First let me assure you if you’re not that into vampire novels: this is no ordinary vampire story. Forget Bram Stoker and Anne Rice, forget Sookie Stackhouse and the Salvatore brothers, and let’s not even talk about Twilight. The Southern Book Club’s Guide to Slaying Vampires is the ultimate vampire novel for people who don’t even like vampire novels. For the larger part, there really isn’t that much vampire stuff, there’s hardly any blood (bar one particularly bloody part) and the story’s heroine is a mother / housewife who sometimes wonders what the point is, and whether there shouldn’t be more to life than going through the same motions day after day.

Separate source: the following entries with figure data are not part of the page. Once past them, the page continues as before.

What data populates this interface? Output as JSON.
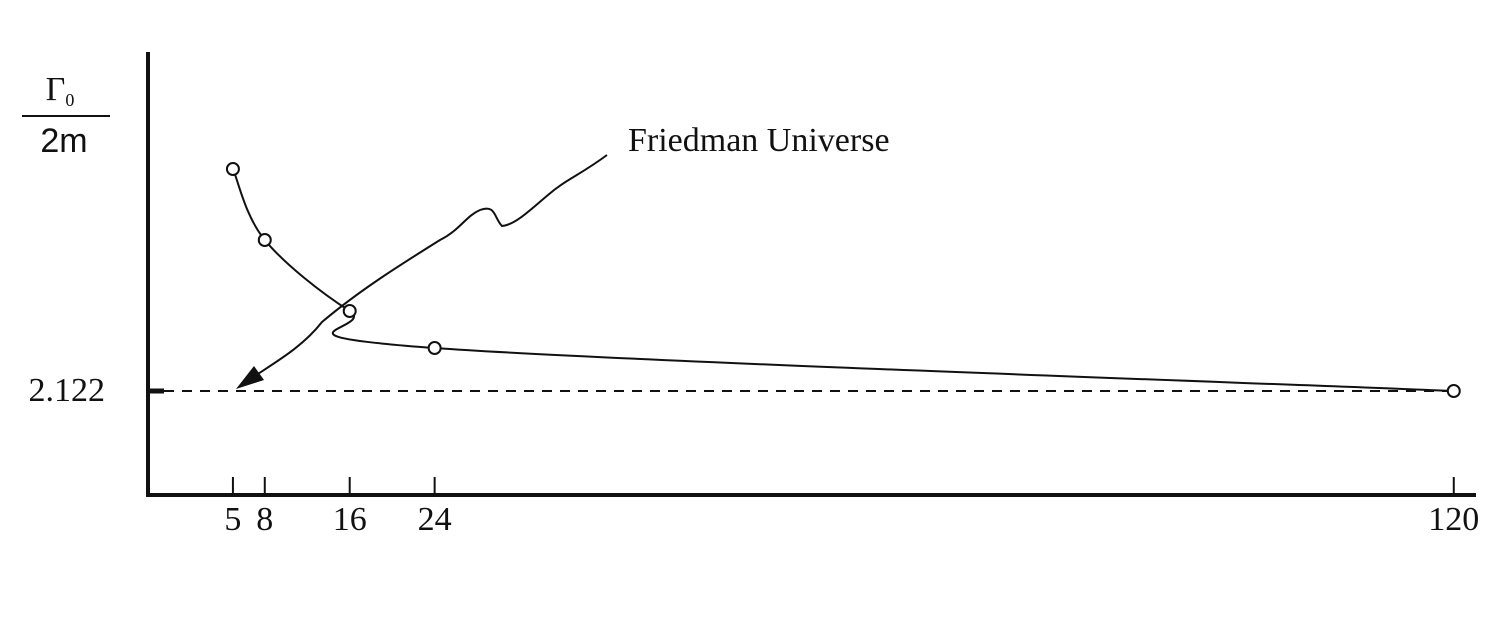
{
  "chart_data": {
    "type": "line",
    "ylabel": {
      "symbol": "Γ",
      "subscript": "0",
      "denominator": "2m"
    },
    "annotation": "Friedman Universe",
    "x": [
      5,
      8,
      16,
      24,
      120
    ],
    "values": [
      2.344,
      2.273,
      2.202,
      2.165,
      2.122
    ],
    "color": "#111111",
    "xlim": [
      -3,
      122
    ],
    "xticks": [
      5,
      8,
      16,
      24,
      120
    ],
    "ylim": [
      2.018,
      2.461
    ],
    "yticks": [
      2.122
    ],
    "reference_line": 2.122
  }
}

She is utterly believable, she’s clever, she’s flawed, she’s a fierce momma bear, I adored her.

So this was the first novel I read for the 20 books of summer challenge and boy did I hit the jackpot! I had so much fun with The Southern Book Club’s Guide! I read it out in the sun, thanks to its setting in South Carolina it’s the perfect summer’s read, and thanks to its setting in the 80s and 90s, it has this kind of nostalgic feel to it that I very much enjoyed. I love the simplicity of those decades, the problems they throw at the characters. You’re in dire straits and you need help? Tough luck, you’ll have to save yourself, no way to call or text for help. And you saw evidence of wrongdoing, did ya? Well how are you supposed to prove it when you don’t have a smartphone with built-in camera glued to your fingers?!

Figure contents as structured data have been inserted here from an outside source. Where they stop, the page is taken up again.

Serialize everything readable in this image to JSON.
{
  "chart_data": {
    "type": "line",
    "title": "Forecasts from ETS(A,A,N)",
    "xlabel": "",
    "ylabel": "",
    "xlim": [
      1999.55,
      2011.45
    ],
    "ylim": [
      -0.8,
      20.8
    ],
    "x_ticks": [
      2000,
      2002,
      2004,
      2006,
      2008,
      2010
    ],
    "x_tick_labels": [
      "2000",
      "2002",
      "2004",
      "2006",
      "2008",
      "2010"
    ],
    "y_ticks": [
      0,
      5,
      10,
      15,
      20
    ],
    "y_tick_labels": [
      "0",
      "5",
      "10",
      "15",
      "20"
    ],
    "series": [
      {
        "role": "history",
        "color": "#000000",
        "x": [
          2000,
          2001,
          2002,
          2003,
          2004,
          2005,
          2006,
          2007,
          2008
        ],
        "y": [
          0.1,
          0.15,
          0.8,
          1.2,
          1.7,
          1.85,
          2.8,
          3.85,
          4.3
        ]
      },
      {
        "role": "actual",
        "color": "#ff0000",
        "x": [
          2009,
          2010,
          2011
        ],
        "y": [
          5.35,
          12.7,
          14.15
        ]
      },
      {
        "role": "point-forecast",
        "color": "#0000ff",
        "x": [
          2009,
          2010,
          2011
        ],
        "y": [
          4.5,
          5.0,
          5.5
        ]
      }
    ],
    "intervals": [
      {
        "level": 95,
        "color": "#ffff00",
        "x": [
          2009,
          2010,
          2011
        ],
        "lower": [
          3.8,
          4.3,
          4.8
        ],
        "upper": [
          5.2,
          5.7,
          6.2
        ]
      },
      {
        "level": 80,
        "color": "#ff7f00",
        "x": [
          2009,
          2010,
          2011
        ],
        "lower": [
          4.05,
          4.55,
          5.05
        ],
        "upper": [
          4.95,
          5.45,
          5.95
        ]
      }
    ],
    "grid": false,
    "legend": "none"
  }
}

A sort of broodingly menacing atmosphere permeates The Southern Book Club’s Guide and I just couldn’t stop reading. And whenever I had to, my mind kept flashing back to it. Instead of the typical vampire story elements, we get a mother’s worst nightmare (willful teenagers who put themselves in harm’s way) and things like a rat invasion and a scene with way too many creepy crawlies in a dusty attic. There I was, breathing in clean air out in the garden with zero roaches in sight, yet I could smell the dust, taste the mothballs in the back of my throat, feel something wriggling in my ear. Sometimes vivid imagery is not all it’s cracked up to be 😳

There was one part of the book that royally pissed me off, made me feel a bit murderous even, and I might have looked quite calm, sitting there reading on my sun lounger, but on the inside I was raging and would have happily stuffed my e-reader down a certain condescending, patronising twat’s throat. This blood pressure inducing episode was followed by a slight confusion, for a minute there I thought I’d stepped into the Stepford Wives… 

This was my first Grady Hendrix novel, and I’ve promptly added his entire backlist to my wishlist. The Southern Book Club’s Guide to Slaying Vampires is a brilliant book, vivid, unique, fun, and if you’re looking for a novel to spice up your reading, this is guaranteed to do just that. Highly recommended!